The goal is to design an experiment that you'd be willing to abide by even if it comes back negative. If you wouldn't accept a negative result as a real signal, the experiment is poorly designed — redesign it until you would.

Name every assumption explicitly. An experiment with hidden assumptions produces results that can't be trusted.


Example

Input: Approved scarcity booster spec (MB Mweb, multi-variant TGIDs, Statsig A/B)

Hypothesis restated for experiment context: "We believe that showing a scarcity badge ('Only X left') to MB Mweb users viewing multi-variant TGIDs with <5 tickets on at least one variant will increase S2O by 4-6%, because visible inventory scarcity reduces decision paralysis. We will know this worked if S2O improves at 95% statistical significance with an MDE of +3% over a 3-week measurement window."

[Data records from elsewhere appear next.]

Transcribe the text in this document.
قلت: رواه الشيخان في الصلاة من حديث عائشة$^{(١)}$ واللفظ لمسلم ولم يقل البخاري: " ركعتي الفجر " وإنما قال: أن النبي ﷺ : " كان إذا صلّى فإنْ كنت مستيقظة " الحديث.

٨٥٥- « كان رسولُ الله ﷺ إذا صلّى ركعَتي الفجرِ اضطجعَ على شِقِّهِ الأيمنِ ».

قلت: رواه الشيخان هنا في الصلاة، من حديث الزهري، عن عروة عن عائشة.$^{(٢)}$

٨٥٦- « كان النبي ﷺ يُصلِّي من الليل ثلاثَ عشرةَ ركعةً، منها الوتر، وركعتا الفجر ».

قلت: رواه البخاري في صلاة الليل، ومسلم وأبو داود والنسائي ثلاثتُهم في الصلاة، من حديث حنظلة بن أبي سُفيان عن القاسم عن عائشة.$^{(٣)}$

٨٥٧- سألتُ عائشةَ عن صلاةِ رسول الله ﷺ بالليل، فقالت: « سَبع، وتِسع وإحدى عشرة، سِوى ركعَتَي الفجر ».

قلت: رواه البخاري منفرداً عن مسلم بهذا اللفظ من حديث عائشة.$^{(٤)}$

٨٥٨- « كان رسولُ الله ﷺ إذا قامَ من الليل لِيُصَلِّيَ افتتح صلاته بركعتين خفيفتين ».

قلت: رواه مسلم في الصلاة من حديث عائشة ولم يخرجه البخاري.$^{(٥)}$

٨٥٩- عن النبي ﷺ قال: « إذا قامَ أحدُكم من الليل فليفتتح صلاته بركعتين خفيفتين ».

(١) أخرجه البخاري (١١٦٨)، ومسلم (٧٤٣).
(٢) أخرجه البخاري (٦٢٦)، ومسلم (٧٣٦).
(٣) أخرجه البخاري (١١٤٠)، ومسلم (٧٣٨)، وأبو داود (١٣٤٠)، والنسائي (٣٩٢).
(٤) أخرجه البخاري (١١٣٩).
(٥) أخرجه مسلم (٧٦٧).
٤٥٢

Key design decisions surfaced:

  • Assignment unit: User-level (not session-level) — scarcity messaging should be consistent for a user across sessions; session-level assignment risks split experiences
  • Guardrail added: CM1 per order must not drop — scarcity should not selectively attract lower-margin, high-cancellation bookings
  • Traffic check: At ~8,000 eligible Mweb sessions/day, a 3-week window gives sufficient power for +3% MDE at 50/50 split — flag to PM if daily traffic drops below 5,000

Common Issues

Traffic volume too low for A/B test

Symptom: Sample size calculation requires 10+ weeks for statistical significance Fix: Present options to PM: (a) widen target segment to increase eligible traffic, (b) reduce MDE if a smaller effect is still business-relevant, (c) change to before/after measurement if A/B isn't feasible. Flag this explicitly — don't run a low-power experiment and present inconclusive results as if they mean something.

Primary metric not directly trackable

Symptom: The outcome the PM cares about (e.g., "user confidence") isn't an existing event Fix: Identify the closest proxy metric that is already tracked (S2O as a proxy for decision confidence). Document the proxy relationship explicitly — the experiment result is being read on a proxy, not the true north metric. This context matters for interpretation.

Decision framework defined after the experiment

Symptom: PM plans to "look at the results and decide" after the window closes Fix: The decision tree must be defined before the experiment runs — not after. "If metric ≥ target AND no guardrail regression → SHIP" is not optional. Post-hoc decision frameworks are how confirmation bias slips in and bad features get shipped.